Each charge type represents each type of transaction in the market (for example, separate charge types for Day-Ahead energy, Real-time energy, each type of ancillary service, administrative charges, distributions and allocations to the market, etc.). The charge type usually includes a quantity, price, and amount for each time interval (5-minute, hourly, etc.). Additional billing determinant files or settlement reports are published as supplemental files with the settlement statement publication. These supplemental files include the low-level variable values that are needed to enable the market participant to verify the ISO’s calculation of their charge types in the settlement statement.

The second part of the billing process includes the ISO publishing an invoice, which includes a summation of settlement statement amounts. After a few days, depending upon the sign of the net invoice amount, the market participant will either submit a payment to the ISO or receive a payment from an ISO.

Why are settlements important?

It is important that market participants verify the accuracy of the amounts in their settlement statements. The reason for this is that a market participant has a certain number of days to dispute the settlement statements. If the market participant does not dispute the discrepancies on their settlement statements within the ISO’s allotted dispute window, then they will often forfeit their opportunity to recover the settlement statement amounts in question. Thus, it is imperative that the market participant verify the accuracy of their settlement statements before the dispute window is closed.

Shadow Settlements

A shadow settlement is the process of a market participant verifying the accuracy of their settlement statements, using the charge type formulas published by the ISO. Generally, a market participant will either license vendor software for their shadow settlement system or will use in-house built systems. The shadow settlement system independently calculates the charge type amounts, and the settlement analyst then compares them to the settlement statements.

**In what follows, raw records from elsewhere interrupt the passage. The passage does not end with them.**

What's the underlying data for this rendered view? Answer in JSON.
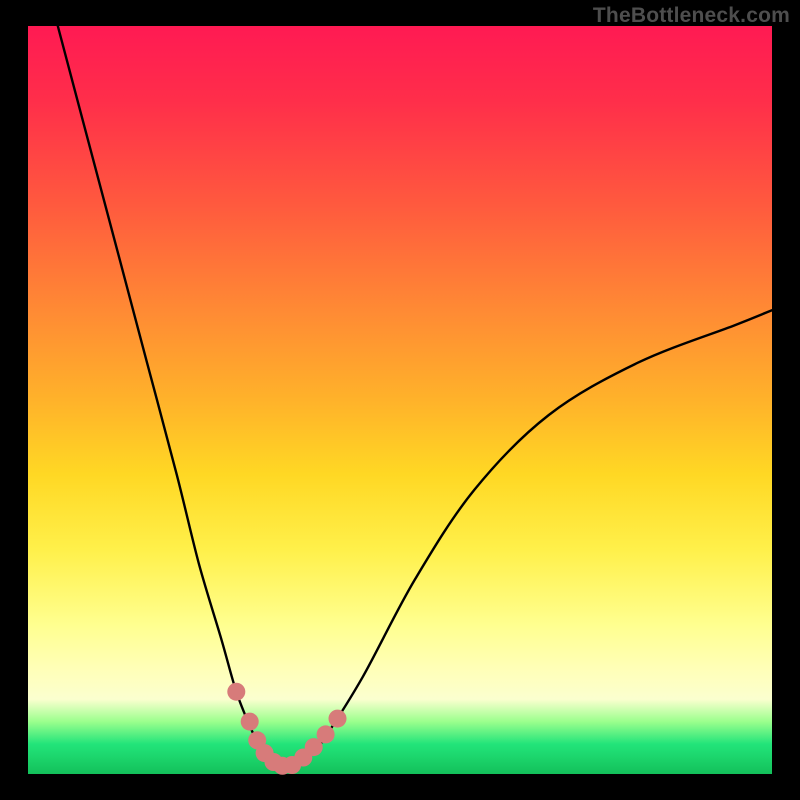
{
  "watermark": "TheBottleneck.com",
  "chart_data": {
    "type": "line",
    "title": "",
    "xlabel": "",
    "ylabel": "",
    "xlim": [
      0,
      100
    ],
    "ylim": [
      0,
      100
    ],
    "grid": false,
    "series": [
      {
        "name": "curve",
        "color": "#000000",
        "x": [
          4,
          8,
          12,
          16,
          20,
          23,
          26,
          28,
          30,
          31.5,
          33,
          34.5,
          36,
          38,
          40,
          45,
          52,
          60,
          70,
          82,
          95,
          100
        ],
        "y": [
          100,
          85,
          70,
          55,
          40,
          28,
          18,
          11,
          6,
          3,
          1.5,
          1,
          1.2,
          2.5,
          5,
          13,
          26,
          38,
          48,
          55,
          60,
          62
        ]
      }
    ],
    "markers": {
      "name": "highlight-dots",
      "color": "#d77b7a",
      "points": [
        {
          "x": 28.0,
          "y": 11.0
        },
        {
          "x": 29.8,
          "y": 7.0
        },
        {
          "x": 30.8,
          "y": 4.5
        },
        {
          "x": 31.8,
          "y": 2.8
        },
        {
          "x": 33.0,
          "y": 1.6
        },
        {
          "x": 34.2,
          "y": 1.1
        },
        {
          "x": 35.5,
          "y": 1.2
        },
        {
          "x": 37.0,
          "y": 2.2
        },
        {
          "x": 38.4,
          "y": 3.6
        },
        {
          "x": 40.0,
          "y": 5.3
        },
        {
          "x": 41.6,
          "y": 7.4
        }
      ]
    }
  }
}
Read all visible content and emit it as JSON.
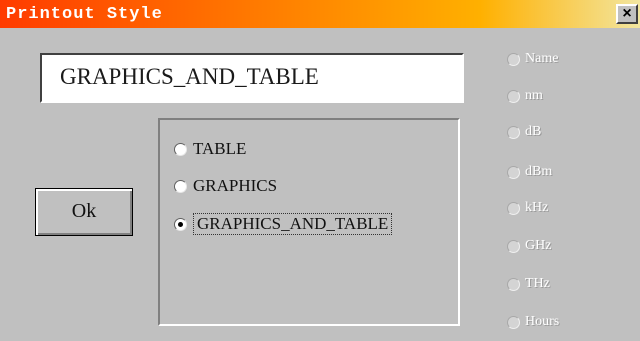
{
  "window": {
    "title": "Printout Style",
    "close_label": "×"
  },
  "style_display": {
    "value": "GRAPHICS_AND_TABLE"
  },
  "ok_button": {
    "label": "Ok"
  },
  "style_options": [
    {
      "label": "TABLE",
      "checked": false
    },
    {
      "label": "GRAPHICS",
      "checked": false
    },
    {
      "label": "GRAPHICS_AND_TABLE",
      "checked": true
    }
  ],
  "unit_options": [
    {
      "label": "Name",
      "enabled": false
    },
    {
      "label": "nm",
      "enabled": false
    },
    {
      "label": "dB",
      "enabled": false
    },
    {
      "label": "dBm",
      "enabled": false
    },
    {
      "label": "kHz",
      "enabled": false
    },
    {
      "label": "GHz",
      "enabled": false
    },
    {
      "label": "THz",
      "enabled": false
    },
    {
      "label": "Hours",
      "enabled": false
    }
  ]
}
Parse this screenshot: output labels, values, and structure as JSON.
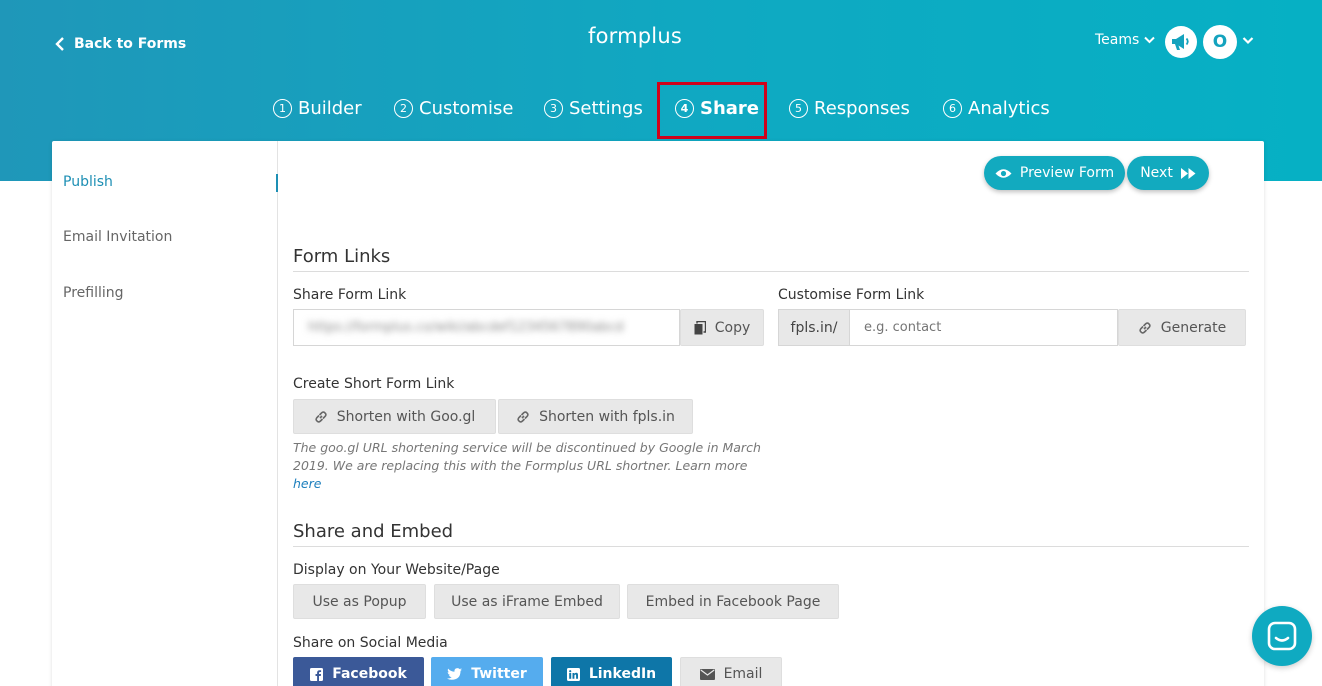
{
  "header": {
    "back_label": "Back to Forms",
    "logo_text": "formplus",
    "teams_label": "Teams",
    "avatar_initial": "O"
  },
  "tabs": [
    {
      "num": "1",
      "label": "Builder",
      "active": false
    },
    {
      "num": "2",
      "label": "Customise",
      "active": false
    },
    {
      "num": "3",
      "label": "Settings",
      "active": false
    },
    {
      "num": "4",
      "label": "Share",
      "active": true
    },
    {
      "num": "5",
      "label": "Responses",
      "active": false
    },
    {
      "num": "6",
      "label": "Analytics",
      "active": false
    }
  ],
  "sidebar": {
    "items": [
      {
        "label": "Publish",
        "active": true
      },
      {
        "label": "Email Invitation",
        "active": false
      },
      {
        "label": "Prefilling",
        "active": false
      }
    ]
  },
  "actions": {
    "preview_label": "Preview Form",
    "next_label": "Next"
  },
  "form_links": {
    "title": "Form Links",
    "share_label": "Share Form Link",
    "share_value": "https://formplus.co/wiki/abcdef1234567890abcd",
    "copy_label": "Copy",
    "customise_label": "Customise Form Link",
    "prefix": "fpls.in/",
    "custom_placeholder": "e.g. contact",
    "generate_label": "Generate",
    "short_label": "Create Short Form Link",
    "googl_label": "Shorten with Goo.gl",
    "fpls_label": "Shorten with fpls.in",
    "note_text": "The goo.gl URL shortening service will be discontinued by Google in March 2019. We are replacing this with the Formplus URL shortner. Learn more",
    "note_link": "here"
  },
  "share_embed": {
    "title": "Share and Embed",
    "display_label": "Display on Your Website/Page",
    "popup_label": "Use as Popup",
    "iframe_label": "Use as iFrame Embed",
    "facebook_page_label": "Embed in Facebook Page",
    "social_label": "Share on Social Media",
    "facebook_label": "Facebook",
    "twitter_label": "Twitter",
    "linkedin_label": "LinkedIn",
    "email_label": "Email"
  },
  "colors": {
    "brand_teal": "#12aabf",
    "active_link": "#1d8fb4",
    "highlight": "#d0021b",
    "facebook": "#3b5998",
    "twitter": "#55acee",
    "linkedin": "#0e76a8"
  },
  "icons": [
    "chevron-left-icon",
    "chevron-down-icon",
    "megaphone-icon",
    "eye-icon",
    "fast-forward-icon",
    "copy-icon",
    "link-icon",
    "facebook-icon",
    "twitter-icon",
    "linkedin-icon",
    "envelope-icon",
    "chat-icon"
  ]
}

Shadow settlements benefit the market participant by automatically flagging differences between the shadow settlement calculation and the ISO’s settlement files. When the settlement analyst believes that material financial discrepancies between the shadow settlement calculation and the ISO settlement statements are due to an error in the ISO’s settlement statements, then the market participant generally disputes the errors on their settlement statements with the ISO. If the ISO determines that they have made an error, they will then approve the dispute and issue a correction to the next settlement statement re-publication for the operating date. Thus, shadow settlements benefit market participants by both automating the verification of their settlement statements, as well as the identification of settlement statement disputes, possibly leading to recovery of payments due to the market participant, which may have otherwise not been caught without a shadow settlement system.